I completely agree with your reading of IM's struggle to hold both his private and public selves. I think, on the outside, IM promotes a self that encourages the "big history". His private self, on the other hand, seems to be conflicted between being apart of big history and knowing that he doesn't fully fit into the big history role. Maybe all he is searching for is a some "little history"… some individuality to bring meaning to this entire movement.
Invisible Man's inner as well as outer conflict is well portrayed here. I think this split is another example of the many contradictions this book demonstrates to the reader, and that both of you brought up some beautiful models for this argument. I agree that Rinehart makes IM realize "that he does not have a self to call his own", but I think of him as more of a foil than an alter ego (he isn't a Hyde to Invisible Man's Jekyll)… Simply a thought…
Great job!
I don't think that Rinehart's personality is necessarily concurrent to IM's personality. Instead of someone who is the same as him already, Rinehart represents possibility for IM. Rinehart shows IM that he has the power to define himself, and this definition does not need to be limited by one characteristic or personality.
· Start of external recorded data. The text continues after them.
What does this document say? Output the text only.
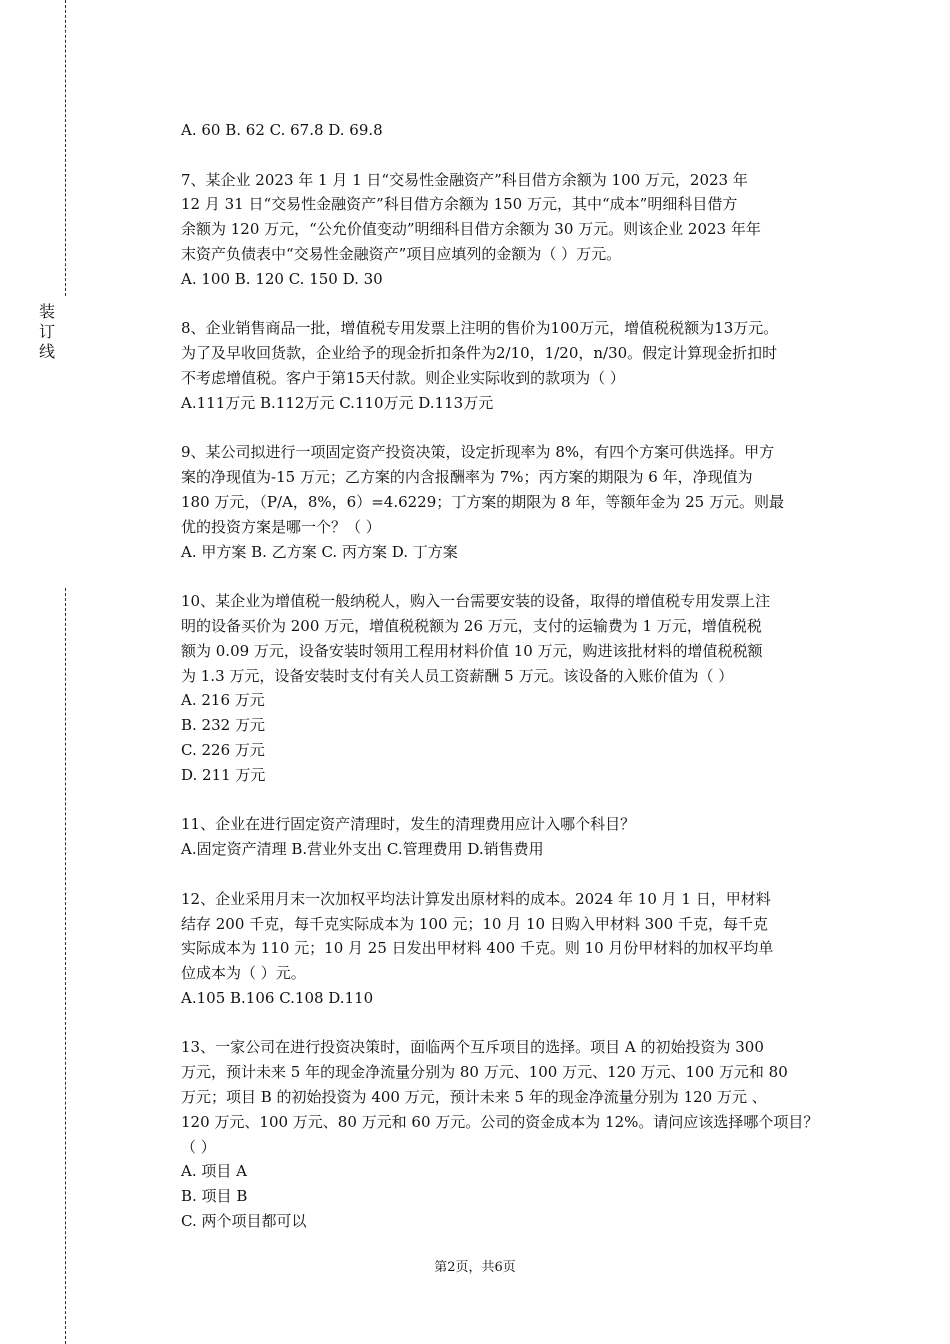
装
订
线

A. 60 B. 62 C. 67.8 D. 69.8

7、某企业 2023 年 1 月 1 日“交易性金融资产”科目借方余额为 100 万元，2023 年

12 月 31 日“交易性金融资产”科目借方余额为 150 万元，其中“成本”明细科目借方

余额为 120 万元，“公允价值变动”明细科目借方余额为 30 万元。则该企业 2023 年年

末资产负债表中“交易性金融资产”项目应填列的金额为（ ）万元。

A. 100 B. 120 C. 150 D. 30

8、企业销售商品一批，增值税专用发票上注明的售价为100万元，增值税税额为13万元。

为了及早收回货款，企业给予的现金折扣条件为2/10，1/20，n/30。假定计算现金折扣时

不考虑增值税。客户于第15天付款。则企业实际收到的款项为（ ）

A.111万元 B.112万元 C.110万元 D.113万元

9、某公司拟进行一项固定资产投资决策，设定折现率为 8%，有四个方案可供选择。甲方

案的净现值为-15 万元；乙方案的内含报酬率为 7%；丙方案的期限为 6 年，净现值为

180 万元，（P/A，8%，6）=4.6229；丁方案的期限为 8 年，等额年金为 25 万元。则最

优的投资方案是哪一个？（ ）

A. 甲方案 B. 乙方案 C. 丙方案 D. 丁方案

10、某企业为增值税一般纳税人，购入一台需要安装的设备，取得的增值税专用发票上注

明的设备买价为 200 万元，增值税税额为 26 万元，支付的运输费为 1 万元，增值税税

额为 0.09 万元，设备安装时领用工程用材料价值 10 万元，购进该批材料的增值税税额

为 1.3 万元，设备安装时支付有关人员工资薪酬 5 万元。该设备的入账价值为（ ）

A. 216 万元

B. 232 万元

C. 226 万元

D. 211 万元

11、企业在进行固定资产清理时，发生的清理费用应计入哪个科目？

A.固定资产清理 B.营业外支出 C.管理费用 D.销售费用

12、企业采用月末一次加权平均法计算发出原材料的成本。2024 年 10 月 1 日，甲材料

结存 200 千克，每千克实际成本为 100 元；10 月 10 日购入甲材料 300 千克，每千克

实际成本为 110 元；10 月 25 日发出甲材料 400 千克。则 10 月份甲材料的加权平均单

位成本为（ ）元。

A.105 B.106 C.108 D.110

13、一家公司在进行投资决策时，面临两个互斥项目的选择。项目 A 的初始投资为 300

万元，预计未来 5 年的现金净流量分别为 80 万元、100 万元、120 万元、100 万元和 80

万元；项目 B 的初始投资为 400 万元，预计未来 5 年的现金净流量分别为 120 万元 、

120 万元、100 万元、80 万元和 60 万元。公司的资金成本为 12%。请问应该选择哪个项目？

（ ）

A. 项目 A

B. 项目 B

C. 两个项目都可以

第2页，共6页
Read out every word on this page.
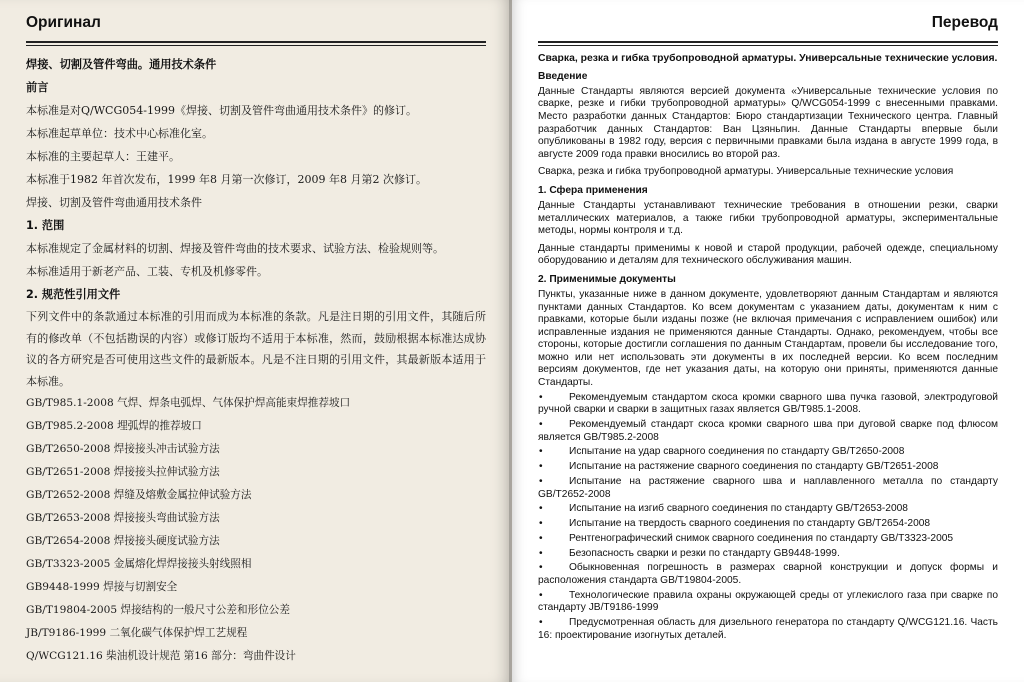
Оригинал

焊接、切割及管件弯曲。通用技术条件

前言

本标准是对Q/WCG054-1999《焊接、切割及管件弯曲通用技术条件》的修订。

本标准起草单位：技术中心标准化室。

本标准的主要起草人：王建平。

本标准于1982 年首次发布，1999 年8 月第一次修订，2009 年8 月第2 次修订。

焊接、切割及管件弯曲通用技术条件

1. 范围

本标准规定了金属材料的切割、焊接及管件弯曲的技术要求、试验方法、检验规则等。

本标准适用于新老产品、工装、专机及机修零件。

2. 规范性引用文件

下列文件中的条款通过本标准的引用而成为本标准的条款。凡是注日期的引用文件，其随后所有的修改单（不包括勘误的内容）或修订版均不适用于本标准，然而，鼓励根据本标准达成协议的各方研究是否可使用这些文件的最新版本。凡是不注日期的引用文件，其最新版本适用于本标准。

GB/T985.1-2008 气焊、焊条电弧焊、气体保护焊高能束焊推荐坡口

GB/T985.2-2008 埋弧焊的推荐坡口

GB/T2650-2008 焊接接头冲击试验方法

GB/T2651-2008 焊接接头拉伸试验方法

GB/T2652-2008 焊缝及熔敷金属拉伸试验方法

GB/T2653-2008 焊接接头弯曲试验方法

GB/T2654-2008 焊接接头硬度试验方法

GB/T3323-2005 金属熔化焊焊接接头射线照相

GB9448-1999 焊接与切割安全

GB/T19804-2005 焊接结构的一般尺寸公差和形位公差

JB/T9186-1999 二氧化碳气体保护焊工艺规程

Q/WCG121.16 柴油机设计规范 第16 部分：弯曲件设计

Перевод

Сварка, резка и гибка трубопроводной арматуры. Универсальные технические условия.

Введение

Данные Стандарты являются версией документа «Универсальные технические условия по сварке, резке и гибки трубопроводной арматуры» Q/WCG054-1999 с внесенными правками. Место разработки данных Стандартов: Бюро стандартизации Технического центра. Главный разработчик данных Стандартов: Ван Цзяньпин. Данные Стандарты впервые были опубликованы в 1982 году, версия с первичными правками была издана в августе 1999 года, в августе 2009 года правки вносились во второй раз.

Сварка, резка и гибка трубопроводной арматуры. Универсальные технические условия

1. Сфера применения

Данные Стандарты устанавливают технические требования в отношении резки, сварки металлических материалов, а также гибки трубопроводной арматуры, экспериментальные методы, нормы контроля и т.д.

Данные стандарты применимы к новой и старой продукции, рабочей одежде, специальному оборудованию и деталям для технического обслуживания машин.

2. Применимые документы

Пункты, указанные ниже в данном документе, удовлетворяют данным Стандартам и являются пунктами данных Стандартов. Ко всем документам с указанием даты, документам к ним с правками, которые были изданы позже (не включая примечания с исправлением ошибок) или исправленные издания не применяются данные Стандарты. Однако, рекомендуем, чтобы все стороны, которые достигли соглашения по данным Стандартам, провели бы исследование того, можно или нет использовать эти документы в их последней версии. Ко всем последним версиям документов, где нет указания даты, на которую они приняты, применяются данные Стандарты.

•	Рекомендуемым стандартом скоса кромки сварного шва пучка газовой, электродуговой ручной сварки и сварки в защитных газах является GB/T985.1-2008.
•	Рекомендуемый стандарт скоса кромки сварного шва при дуговой сварке под флюсом является GB/T985.2-2008
•	Испытание на удар сварного соединения по стандарту GB/T2650-2008
•	Испытание на растяжение сварного соединения по стандарту GB/T2651-2008
•	Испытание на растяжение сварного шва и наплавленного металла по стандарту GB/T2652-2008
•	Испытание на изгиб сварного соединения по стандарту GB/T2653-2008
•	Испытание на твердость сварного соединения по стандарту GB/T2654-2008
•	Рентгенографический снимок сварного соединения по стандарту GB/T3323-2005
•	Безопасность сварки и резки по стандарту GB9448-1999.
•	Обыкновенная погрешность в размерах сварной конструкции и допуск формы и расположения стандарта GB/T19804-2005.
•	Технологические правила охраны окружающей среды от углекислого газа при сварке по стандарту JB/T9186-1999
•	Предусмотренная область для дизельного генератора по стандарту Q/WCG121.16. Часть 16: проектирование изогнутых деталей.
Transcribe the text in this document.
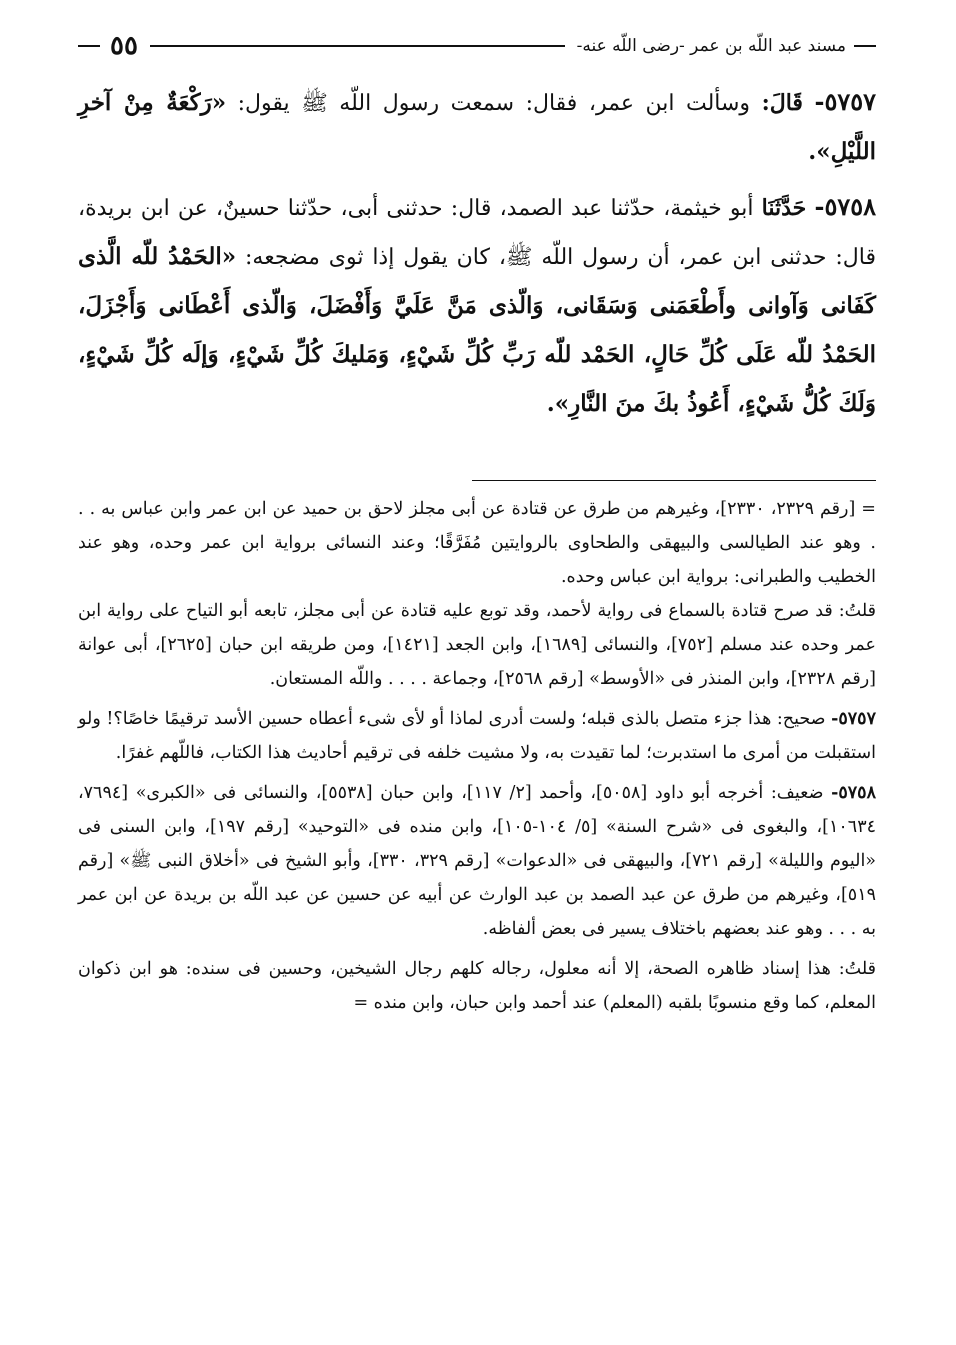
مسند عبد اللّه بن عمر -رضى اللّه عنه-
٥٥

٥٧٥٧- قَالَ: وسألت ابن عمر، فقال: سمعت رسول اللّه ﷺ يقول: «رَكْعَةٌ مِنْ آخرِ اللَّيْلِ».

٥٧٥٨- حَدَّثَنَا أبو خيثمة، حدّثنا عبد الصمد، قال: حدثنى أبى، حدّثنا حسينٌ، عن ابن بريدة، قال: حدثنى ابن عمر، أن رسول اللّه ﷺ، كان يقول إذا ثوى مضجعه: «الحَمْدُ للّه الَّذى كَفَانى وَآوانى وأَطْعَمَنى وَسَقَانى، وَالّذى مَنَّ عَلَيَّ وَأَفْضَلَ، وَالّذى أَعْطَانى وَأَجْزَلَ، الحَمْدُ للّه عَلَى كُلِّ حَالٍ، الحَمْد للّه رَبِّ كُلِّ شَيْءٍ، وَمَليكَ كُلِّ شَيْءٍ، وَإلَه كُلِّ شَيْءٍ، وَلَكَ كُلُّ شَيْءٍ، أَعُوذُ بكَ منَ النَّارِ».

= [رقم ٢٣٢٩، ٢٣٣٠]، وغيرهم من طرق عن قتادة عن أبى مجلز لاحق بن حميد عن ابن عمر وابن عباس به . . . وهو عند الطيالسى والبيهقى والطحاوى بالروايتين مُفَرَّقًا؛ وعند النسائى برواية ابن عمر وحده، وهو عند الخطيب والطبرانى: برواية ابن عباس وحده.

قلتُ: قد صرح قتادة بالسماع فى رواية لأحمد، وقد توبع عليه قتادة عن أبى مجلز، تابعه أبو التياح على رواية ابن عمر وحده عند مسلم [٧٥٢]، والنسائى [١٦٨٩]، وابن الجعد [١٤٢١]، ومن طريقه ابن حبان [٢٦٢٥]، أبى عوانة [رقم ٢٣٢٨]، وابن المنذر فى «الأوسط» [رقم ٢٥٦٨]، وجماعة . . . . واللّه المستعان.

٥٧٥٧- صحيح: هذا جزء متصل بالذى قبله؛ ولست أدرى لماذا أو لأى شىء أعطاه حسين الأسد ترقيمًا خاصًا؟! ولو استقبلت من أمرى ما استدبرت؛ لما تقيدت به، ولا مشيت خلفه فى ترقيم أحاديث هذا الكتاب، فاللّهم غفرًا.

٥٧٥٨- ضعيف: أخرجه أبو داود [٥٠٥٨]، وأحمد [٢/ ١١٧]، وابن حبان [٥٥٣٨]، والنسائى فى «الكبرى» [٧٦٩٤، ١٠٦٣٤]، والبغوى فى «شرح السنة» [٥/ ١٠٤-١٠٥]، وابن منده فى «التوحيد» [رقم ١٩٧]، وابن السنى فى «اليوم والليلة» [رقم ٧٢١]، والبيهقى فى «الدعوات» [رقم ٣٢٩، ٣٣٠]، وأبو الشيخ فى «أخلاق النبى ﷺ» [رقم ٥١٩]، وغيرهم من طرق عن عبد الصمد بن عبد الوارث عن أبيه عن حسين عن عبد اللّه بن بريدة عن ابن عمر به . . . وهو عند بعضهم باختلاف يسير فى بعض ألفاظه.

قلتُ: هذا إسناد ظاهره الصحة، إلا أنه معلول، رجاله كلهم رجال الشيخين، وحسين فى سنده: هو ابن ذكوان المعلم، كما وقع منسوبًا بلقبه (المعلم) عند أحمد وابن حبان، وابن منده =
You do a good job in explaining how IM's understanding of Rinehart leads to a fundamental shift in IM's view on himself and society. Because IM realizes that Rinehart created all his identities for himself and that no superior influence forced these identities upon him, IM strives to create his own identity. Rinehart is an integral character in the novel and you did a good job explaining how he ultimately leads IM to realize that IM lived his life incorrectly. Now that IM understands, he must make a conscious decision to change how he exists in society.
I think you did a great job of showing Invisible Man's connection to Rinehart and why he desires his individuality. As a character, Invisible Man is unsure of his identity and direction in life. Rinehart embodies a multitude of personalities, but he acts on his own, without having to conform to others. Through Invisible Man's impersonation of Rinehart he is able to discover his own invisibility. It is interesting that you connected his claim of invisibility to vowing to "be visible to himself." Great analysis overall!